Chapter 13 Linking Peak to Gene
Calculating the correlation coefficient between open chromatin regions (chromatin accessibility regions) and gene expression levels can help us understand the potential associations and regulatory relationships between regulatory elements and target genes. This analysis is highly valuable in gene regulation research and provides the following benefits:
Validating predicted regulatory relationships: Gene regulation is a complex process, where a regulatory element may regulate multiple target genes, and a gene may be regulated by multiple regulatory elements. By calculating the correlation between open chromatin regions and gene expression levels, we can validate predicted regulatory relationships. If there is a significant correlation between open chromatin regions and the expression levels of target genes in cells or tissues, these open chromatin regions may indeed be genuine regulatory elements involved in the regulation of target genes.
Discovering potential regulatory networks: By analyzing the correlation coefficients between multiple open chromatin regions and multiple target genes, we can establish potential regulatory networks, revealing which open chromatin regions may simultaneously regulate multiple target genes or which target genes may be regulated by multiple open chromatin regions. This helps understand the complexity and hierarchy of gene regulatory networks.
Studying the dynamics of gene regulation: Calculating the correlation between open chromatin regions and gene expression levels can be used to study the dynamics of gene regulation. The correlation between open chromatin regions and target genes may change at different time points or under different conditions, providing insights into the dynamic adjustments and responses of gene regulation.
Guiding experimental design: Based on the results of correlation analysis between open chromatin regions and gene expression levels, we can select more promising regulatory element-target gene pairs for experimental validation. This helps save experimental resources and enhances our understanding of regulatory mechanisms.
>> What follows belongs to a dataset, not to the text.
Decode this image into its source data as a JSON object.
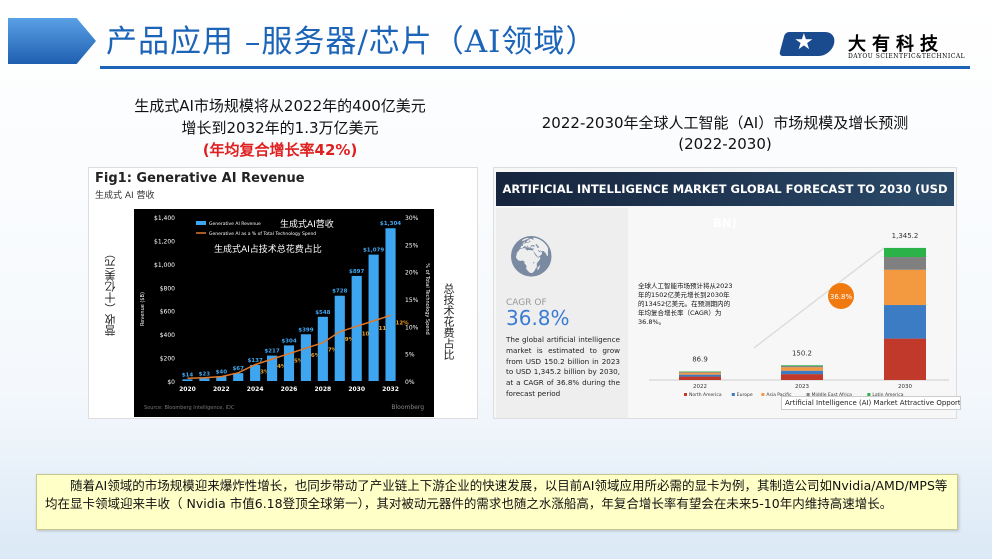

In summary, calculating the correlation between open chromatin regions and gene expression levels is a common method in gene regulation research. It can reveal potential associations between regulatory elements and target genes, help us understand the complexity and dynamics of gene regulatory networks, and provide important guidance and evidence for subsequent experimental design and mechanism elucidation.
13.1 Get the peak target genes
<- getPeak2Gene(atac_matrix = "F:/cisDynet/example/ATAC_CPM_Norm_Data.tsv",
p2g_res rna_matrix = "F:/cisDynet/example/RNA_TPM_Norm_Data.tsv",
peak_annotation = "F:/cisDynet/example/Merged_Peak_annotations.txt",
max_distance = 50000,N_permutation = 10000,save_path = "F:/cisDynet/example/")
## 2023-10-23 19:24:05 Remove the gene with all expression value is 0.
## 2023-10-23 19:24:06 Make the pseudo data for permutation...
dim(p2g_res)
## [1] 202770 11
head(p2g_res)
## Peak Gene correlations p.value FDR
## 1 chrX:99869973-99870406 ENSG00000000003 -0.14529548 0.34665095 0.5864034
## 2 chrX:99929727-99930103 ENSG00000000003 -0.28032076 0.06558145 0.2152887
## 3 chrX:99880868-99881053 ENSG00000000003 0.05164087 0.71003896 0.8442624
## 4 chrX:99861688-99862145 ENSG00000000003 -0.23357037 0.12611466 0.3264309
## 5 chrX:99942368-99942965 ENSG00000000003 -0.17170914 0.26391042 0.5046503
## 6 chrX:99940627-99941131 ENSG00000000003 -0.09861108 0.52877581 0.7282334
## Type PeakSummit TSS Summit2TSS strand orientation
## 1 Distal 99870189 99894988 -24799 - Downstream
## 2 Intragenic 99929915 99894988 34927 - Upstream
## 3 Distal 99880960 99894988 -14028 - Downstream
## 4 Distal 99861916 99894988 -33072 - Downstream
## 5 Intragenic 99942666 99894988 47678 - Upstream
## 6 Intragenic 99940879 99894988 45891 - Upstream
13.2 Plot all the significant peak2gene links
We can use the plotP2GHeatmap function to show all significant peak-to-gene linkages in a combined heatmap.
plotP2GHeatmap(p2g_res = "F:/cisDynet/example/Peak2Gene_All_Links.rds",
cor_cutoff = 0.4,
atac_matrix = "F:/cisDynet/example/ATAC_CPM_Norm_Data.tsv",
rna_matrix = "F:/cisDynet/example/RNA_TPM_Norm_Data.tsv")
## 2023-10-23 20:30:40 Depending on the cutoff. The Peak2Gene links number: 26856
## 2023-10-23 20:30:42 Calculating ATAC matrix.
## 2023-10-23 20:31:07 Calculating RNA matrix.